Create an online forum where hackers can freely discuss how to fraudulently obtain, buy and sell credit card information, identify the participants, investigate their actions and take them down. That’s the rough outline of a successful two-year long undercover FBI operation, which has just resulted in the arrests of 24 cybercriminals in 13 countries, the Bureau is telling us. It’s a big success and the FBI deserves a lot of credit for being able to beat the hackers at their own game.
This is the second successful global operation against credit card hackers of which we have learned in as many months and each of them has lasted for two years. Other than the successful conclusion and the time duration, however, the two operations have shared few similarities. In fact, the strategies executed in each one of them have been diametrically opposed to one another. While the first one, as you may recall, involved the patient monitoring and ultimate closure of 36 websites selling stolen credit card information, in the more recently announced operation the authorities themselves had set up such a website to be used as bait. Both strategies were well-implemented and they worked. Now let’s take a closer look at the latter one.
How Criminals Steal Credit Card Information and what They Use It For
The FBI is using the term “carding” to describe what the hackers they took down were involved in. Here is how they define it:
“Carding” refers to various criminal activities associated with stealing personal identification information and financial information belonging to other individuals — including the account information associated with credit cards, bank cards, debit cards, or other access devices — and using that information to obtain money, goods, or services without the victims’ authorization or consent. For example, a criminal might gain unauthorized access to (or “hack”) a database maintained on a computer server and steal credit card numbers and other personal information stored in that database.
Once stolen, the data can be used by the criminal to make online purchases or to produce counterfeit cards that can then be used in swiped transactions at brick-and-mortar stores. Alternatively, the information can be sold to other criminals who can then put it to use in the same fashion as described above.
But there is more. Hackers are setting up web forums to help one another:
Carders use carding forums to, among other things: exchange information related to carding, such as information concerning hacking methods or computer-security vulnerabilities that could be used to obtain personal identification information: and to buy and sell goods and services related to carding, for example, stolen credit or debit card account numbers, hardware for creating counterfeit credit or debit cards, or goods bought with compromised credit card or debit card accounts.
Access to such forums is, as one may expect, greatly restricted. A new member can join in if an established member vouches for him or, somewhat surprisingly to me, if he pays for his membership. However, rather than trying to break into such forums, two years ago the FBI had decided to create one. It’s a fascinating story.
How to Dupe a Cybercriminal
Here is the FBI’s own account of what it did:
In June 2010, the FBI established an undercover carding forum, called “Carder Profit” (the “UC Site”), enabling users to discuss various topics related to carding and to communicate offers to buy, sell, and exchange goods and services related to carding, among other things.

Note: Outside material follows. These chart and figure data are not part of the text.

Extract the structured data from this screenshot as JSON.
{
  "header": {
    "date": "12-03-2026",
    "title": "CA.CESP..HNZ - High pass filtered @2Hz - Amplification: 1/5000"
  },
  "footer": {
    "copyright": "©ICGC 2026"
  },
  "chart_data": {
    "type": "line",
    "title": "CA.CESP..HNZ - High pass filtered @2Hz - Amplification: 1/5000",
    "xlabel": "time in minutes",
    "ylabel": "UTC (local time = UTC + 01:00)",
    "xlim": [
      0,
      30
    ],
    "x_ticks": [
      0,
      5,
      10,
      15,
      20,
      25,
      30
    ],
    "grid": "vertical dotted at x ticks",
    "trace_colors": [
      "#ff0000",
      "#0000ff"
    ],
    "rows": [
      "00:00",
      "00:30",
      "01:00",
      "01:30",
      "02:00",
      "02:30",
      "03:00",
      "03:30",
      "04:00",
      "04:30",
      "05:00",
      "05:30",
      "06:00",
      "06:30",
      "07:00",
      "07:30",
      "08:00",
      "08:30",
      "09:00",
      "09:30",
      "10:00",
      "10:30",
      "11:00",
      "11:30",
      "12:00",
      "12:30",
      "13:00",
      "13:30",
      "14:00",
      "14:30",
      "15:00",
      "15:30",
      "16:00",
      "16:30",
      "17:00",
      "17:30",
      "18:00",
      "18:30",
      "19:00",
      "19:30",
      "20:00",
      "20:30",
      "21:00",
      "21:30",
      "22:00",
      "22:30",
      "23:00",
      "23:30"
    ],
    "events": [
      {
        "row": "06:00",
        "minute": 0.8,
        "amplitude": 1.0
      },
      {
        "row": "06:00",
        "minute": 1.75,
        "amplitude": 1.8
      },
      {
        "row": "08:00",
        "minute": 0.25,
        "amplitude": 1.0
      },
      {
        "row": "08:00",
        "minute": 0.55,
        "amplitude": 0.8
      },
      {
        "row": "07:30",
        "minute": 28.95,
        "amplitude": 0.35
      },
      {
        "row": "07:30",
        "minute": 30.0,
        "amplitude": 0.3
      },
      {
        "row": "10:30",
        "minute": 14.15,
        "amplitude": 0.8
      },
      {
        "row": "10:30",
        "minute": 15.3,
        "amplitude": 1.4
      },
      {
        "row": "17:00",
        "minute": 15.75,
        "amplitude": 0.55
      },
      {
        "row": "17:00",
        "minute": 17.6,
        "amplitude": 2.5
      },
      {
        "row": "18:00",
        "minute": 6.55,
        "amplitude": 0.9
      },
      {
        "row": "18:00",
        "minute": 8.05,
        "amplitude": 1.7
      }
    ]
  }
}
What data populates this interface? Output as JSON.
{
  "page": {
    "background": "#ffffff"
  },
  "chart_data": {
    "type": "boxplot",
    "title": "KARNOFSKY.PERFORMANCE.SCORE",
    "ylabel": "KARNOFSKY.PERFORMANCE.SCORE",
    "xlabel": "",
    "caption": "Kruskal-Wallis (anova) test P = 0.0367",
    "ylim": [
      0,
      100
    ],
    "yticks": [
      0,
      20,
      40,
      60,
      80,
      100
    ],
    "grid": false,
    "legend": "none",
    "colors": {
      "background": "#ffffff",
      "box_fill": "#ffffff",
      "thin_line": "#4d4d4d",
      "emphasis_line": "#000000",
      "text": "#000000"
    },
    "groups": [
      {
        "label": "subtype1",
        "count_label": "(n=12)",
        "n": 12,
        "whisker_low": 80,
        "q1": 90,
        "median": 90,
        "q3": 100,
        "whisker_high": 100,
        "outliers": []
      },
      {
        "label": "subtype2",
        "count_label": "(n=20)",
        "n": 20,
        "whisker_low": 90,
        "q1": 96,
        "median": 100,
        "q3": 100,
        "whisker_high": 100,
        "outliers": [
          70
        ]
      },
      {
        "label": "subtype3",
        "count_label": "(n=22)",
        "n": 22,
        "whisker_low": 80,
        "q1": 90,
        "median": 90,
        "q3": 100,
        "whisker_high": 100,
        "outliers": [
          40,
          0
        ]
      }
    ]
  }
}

The UC Site was configured to allow the FBI to monitor and to record the discussion threads posted to the site, as well as private messages sent through the site between registered users. The UC Site also allowed the FBI to record the Internet protocol (“IP”) addresses of users’ computers when they accessed the site.
New users registering with the UC Site were required to provide a valid e-mail address as part of the registration process. The e-mail addresses entered by registered members of the site were collected by the FBI.
And it worked. The FBI was indeed able to identify and arrest 24 hackers in 13 countries and you can read detailed accounts of the types of activities these criminals were up to on FBI’s site. The Bureau says that during the operation it had notified 47 companies, government entities, and educational institutions about breaches of their networks, which has prevented losses of more than $205 million.
So this is a big success and the FBI has every reason to be proud of its achievement. However, we should also keep it in perspective. The FBI says that it had identified “over 411,000 compromised credit and debit cards”. That is great news, but in only one incident earlier this year, the breach of payment processor Global Payments’ systems resulted in the compromise of about 1.5 million card accounts. Moreover, between 2005 and the second quarter of 2010, 2,221 data breaches were made public, according to Richard J. Sullivan, an economist with the Kansas City Fed. Furthermore, the same paper tells us that just in 2006 the total fraud losses on debit and credit card transactions in the U.S. amounted to more than $3.7 billion. So the fight is not over and there is much more work to be done.